Я остался сидеть, как сидел. И, кажется, заплакал.
Глория снова появилась на следующий день. Но все пошло не так, как надо. Я совершил две ошибки. Во-первых, ничего не рассказал ей, что непростительно. Если делишься всем, то и плохим тоже. Во-вторых, стал расспрашивать ее, словно мучимый ревностью подросток.
Но чего еще можно было ожидать? Все изменилось. Все стало совсем другим. Когда я открыл дверь, она легко и стремительно прошла мимо, улыбаясь, причем не слишком приветливо, и оставила меня неуклюже стоять с распростертыми объятиями.
Она сбросила пальто и свернулась на кушетке.
— Лео, поставь какую-нибудь музыку.
Я чувствовал себя ужасно и знал, что и выгляжу ужасно. Неужели она не замечает? Неужели ей все равно? Неужели ей безразлично, что я чувствую, через что я прошел?

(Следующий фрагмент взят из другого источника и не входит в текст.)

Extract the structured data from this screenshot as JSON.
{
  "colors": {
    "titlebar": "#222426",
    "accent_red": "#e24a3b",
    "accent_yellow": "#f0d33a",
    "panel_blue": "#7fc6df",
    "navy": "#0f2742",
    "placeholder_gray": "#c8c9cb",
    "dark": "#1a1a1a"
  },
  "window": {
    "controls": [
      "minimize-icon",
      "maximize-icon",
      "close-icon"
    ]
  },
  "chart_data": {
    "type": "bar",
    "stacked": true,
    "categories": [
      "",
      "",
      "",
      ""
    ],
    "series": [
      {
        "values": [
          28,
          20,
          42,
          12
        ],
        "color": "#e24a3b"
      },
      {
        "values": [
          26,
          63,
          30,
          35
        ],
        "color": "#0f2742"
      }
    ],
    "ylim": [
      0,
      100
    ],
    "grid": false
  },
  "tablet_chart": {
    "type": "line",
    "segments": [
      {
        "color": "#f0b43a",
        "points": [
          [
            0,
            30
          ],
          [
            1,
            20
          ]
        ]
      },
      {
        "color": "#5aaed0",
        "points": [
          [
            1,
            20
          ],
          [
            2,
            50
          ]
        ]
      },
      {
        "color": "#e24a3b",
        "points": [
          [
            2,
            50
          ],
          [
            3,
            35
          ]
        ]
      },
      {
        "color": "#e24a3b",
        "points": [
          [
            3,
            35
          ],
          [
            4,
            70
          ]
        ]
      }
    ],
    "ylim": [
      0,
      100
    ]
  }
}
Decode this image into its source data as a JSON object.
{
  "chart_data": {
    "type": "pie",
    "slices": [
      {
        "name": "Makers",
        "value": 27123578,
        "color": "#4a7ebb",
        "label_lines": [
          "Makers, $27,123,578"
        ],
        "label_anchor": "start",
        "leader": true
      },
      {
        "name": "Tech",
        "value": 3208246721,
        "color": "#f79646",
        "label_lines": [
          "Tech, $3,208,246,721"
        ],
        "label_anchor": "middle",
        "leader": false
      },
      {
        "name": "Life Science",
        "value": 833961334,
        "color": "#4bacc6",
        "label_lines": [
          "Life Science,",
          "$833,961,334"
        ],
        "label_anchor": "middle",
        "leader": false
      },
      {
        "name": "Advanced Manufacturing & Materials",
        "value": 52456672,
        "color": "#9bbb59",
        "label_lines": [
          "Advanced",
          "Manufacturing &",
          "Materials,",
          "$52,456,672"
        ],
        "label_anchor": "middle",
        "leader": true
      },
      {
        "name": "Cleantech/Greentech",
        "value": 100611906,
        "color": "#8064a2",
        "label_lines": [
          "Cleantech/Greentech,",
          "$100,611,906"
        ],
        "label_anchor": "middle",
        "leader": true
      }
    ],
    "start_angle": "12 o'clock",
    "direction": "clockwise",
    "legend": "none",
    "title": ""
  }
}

Я подошел и встал перед ней.
— Глория, — спросил я сурово, — где ты была? Она подняла на меня глаза и вздохнула. Это был счастливый, удовлетворенный вздох, явно навеянный воспоминаниями, вздох, от которого я просто позеленел и ощутил, что на лбу у меня прорезаются рога… Я все стоял, возвышаясь над нею. Она подождала еще немного, затем встала, включила проигрыватель, раскопала среди пластинок «Танец часов»,[5] увеличила громкость и чересчур усилила низкие тона, что совершенно не подходило для такой пластинки. Я прошел через комнату и сделал тише.
— Пожалуйста, Лео, — сказала она обиженным тоном, — мне это нравится.

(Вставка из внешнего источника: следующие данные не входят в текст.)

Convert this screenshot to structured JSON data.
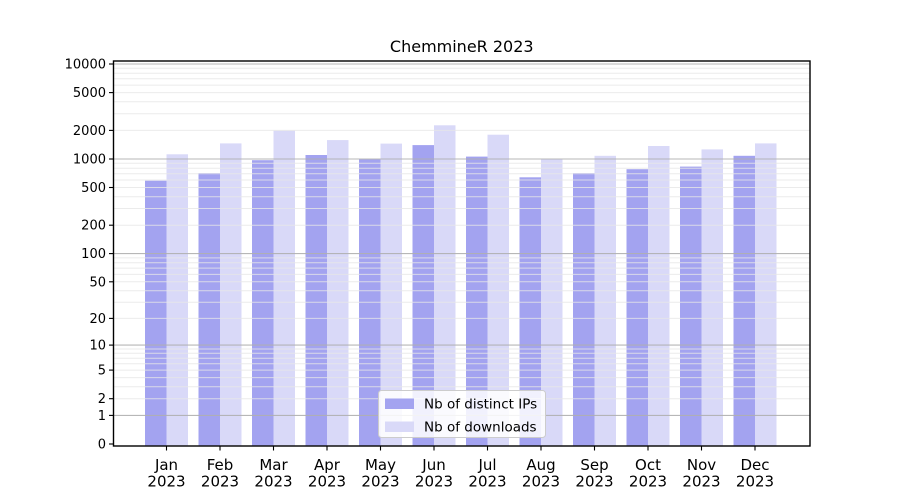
{
  "window": {
    "title": "ChemmineR 2023"
  },
  "chart_data": {
    "type": "bar",
    "title": "ChemmineR 2023",
    "categories": [
      "Jan",
      "Feb",
      "Mar",
      "Apr",
      "May",
      "Jun",
      "Jul",
      "Aug",
      "Sep",
      "Oct",
      "Nov",
      "Dec"
    ],
    "category_year": "2023",
    "series": [
      {
        "name": "Nb of distinct IPs",
        "color": "#a3a3f0",
        "values": [
          590,
          710,
          970,
          1100,
          990,
          1400,
          1060,
          640,
          710,
          780,
          830,
          1080
        ]
      },
      {
        "name": "Nb of downloads",
        "color": "#d9d9f8",
        "values": [
          1120,
          1460,
          1990,
          1580,
          1450,
          2260,
          1800,
          1000,
          1080,
          1370,
          1260,
          1460
        ]
      }
    ],
    "xlabel": "",
    "ylabel": "",
    "y_scale": {
      "type": "log10(value+1)",
      "min": 0,
      "max": 10000,
      "ticks": [
        0,
        1,
        2,
        5,
        10,
        20,
        50,
        100,
        200,
        500,
        1000,
        2000,
        5000,
        10000
      ]
    },
    "grid": {
      "on": true,
      "major_lines": [
        1,
        10,
        100,
        1000,
        10000
      ],
      "minor_multipliers": [
        2,
        3,
        4,
        5,
        6,
        7,
        8,
        9
      ],
      "major_color": "#b0b0b0",
      "minor_color": "#e7e7e7"
    },
    "legend": {
      "position": "lower center",
      "entries": [
        "Nb of distinct IPs",
        "Nb of downloads"
      ],
      "background": "#ffffff",
      "border_color": "#cccccc"
    },
    "colors": {
      "background": "#ffffff",
      "spine": "#000000",
      "text": "#000000"
    }
  }
}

Я со злобой крутанул ручку назад и уселся, надувшись, поставив локти на колени. Я был вне себя. Все шло не так.
Ясно, что надо сделать, думал я мрачно. Переломить себя, встать и учинить ей нагоняй.
Как я был прав! Но я не сделал этого, не смог! Ведь это была Глория! Даже когда я глядел на нее и видел, как она смотрит на меня с легкой презрительной усмешкой, я не мог. Ну, и было уже поздно. Она наблюдала за мной, сравнивая меня с…

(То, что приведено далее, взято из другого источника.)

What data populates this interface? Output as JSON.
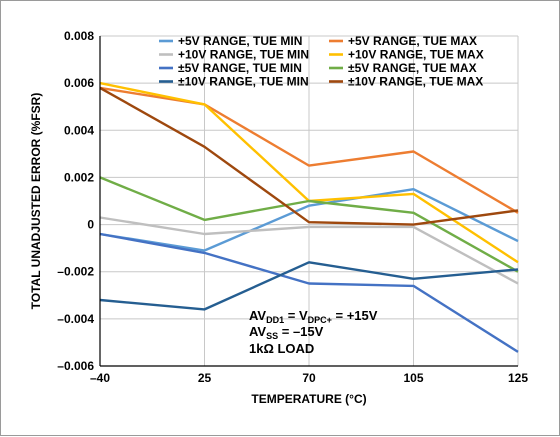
{
  "chart_data": {
    "type": "line",
    "xlabel": "TEMPERATURE (°C)",
    "ylabel": "TOTAL UNADJUSTED ERROR (%FSR)",
    "x": [
      -40,
      25,
      70,
      105,
      125
    ],
    "xticks": [
      "–40",
      "25",
      "70",
      "105",
      "125"
    ],
    "ylim": [
      -0.006,
      0.008
    ],
    "yticks": [
      "0.008",
      "0.006",
      "0.004",
      "0.002",
      "0",
      "–0.002",
      "–0.004",
      "–0.006"
    ],
    "grid": true,
    "legend_position": "top-right",
    "series": [
      {
        "name": "+5V RANGE, TUE MIN",
        "color": "#5b9bd5",
        "values": [
          -0.0004,
          -0.0011,
          0.0008,
          0.0015,
          -0.0007
        ]
      },
      {
        "name": "+5V RANGE, TUE MAX",
        "color": "#ed7d31",
        "values": [
          0.0058,
          0.0051,
          0.0025,
          0.0031,
          0.0005
        ]
      },
      {
        "name": "+10V RANGE, TUE MIN",
        "color": "#bfbfbf",
        "values": [
          0.0003,
          -0.0004,
          -0.0001,
          -0.0001,
          -0.0025
        ]
      },
      {
        "name": "+10V RANGE, TUE MAX",
        "color": "#ffc000",
        "values": [
          0.006,
          0.0051,
          0.001,
          0.0013,
          -0.0016
        ]
      },
      {
        "name": "±5V RANGE, TUE MIN",
        "color": "#4472c4",
        "values": [
          -0.0004,
          -0.0012,
          -0.0025,
          -0.0026,
          -0.0054
        ]
      },
      {
        "name": "±5V RANGE, TUE MAX",
        "color": "#70ad47",
        "values": [
          0.002,
          0.0002,
          0.001,
          0.0005,
          -0.002
        ]
      },
      {
        "name": "±10V RANGE, TUE MIN",
        "color": "#255e91",
        "values": [
          -0.0032,
          -0.0036,
          -0.0016,
          -0.0023,
          -0.0019
        ]
      },
      {
        "name": "±10V RANGE, TUE MAX",
        "color": "#9e480e",
        "values": [
          0.0058,
          0.0033,
          0.0001,
          0.0,
          0.0006
        ]
      }
    ],
    "annotation": {
      "line1_main": "AV",
      "line1_sub1": "DD1",
      "line1_mid": " = V",
      "line1_sub2": "DPC+",
      "line1_end": " = +15V",
      "line2_main": "AV",
      "line2_sub": "SS",
      "line2_end": " = –15V",
      "line3": "1kΩ LOAD"
    }
  }
}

Да, именно так. Она сравнивала меня с кем-то. Этот кто-то отличался от меня, он ни во что не ставил все, что было в ней нежным и тонким, все, что я любил и разделял с ней. А ей, конечно, это нравилось.
Я решил дать Глории возможность сделать первый шаг. Мне казалось, она презирает меня. Так оно и было.
В голове всплыл когда-то услышанный диалог деревенской парочки:
— Ты меня любишь, Алф?
— Ага.
— Тогда поколоти меня легонечко.
Понимаете? Я знал, что надо сделать, но…
Но это была Глория. Я не мог. Пластинка кончилась, вертушка автоматически отключилась. Наверное, Глория ждала, что я переверну пластинку. Но я не сделал этого. Она сказала усталым голосом:
— Хорошо, Лео. В чем дело?
Я сказал себе: начну с самого худшего, что можно предположить. Она будет все отрицать, и мне сразу станет легче. И произнес:
— Ты изменилась. У тебя есть кто-то еще.
Она посмотрела на раму картины и спокойно улыбнулась.
— Да, — сказала она. — Конечно, есть.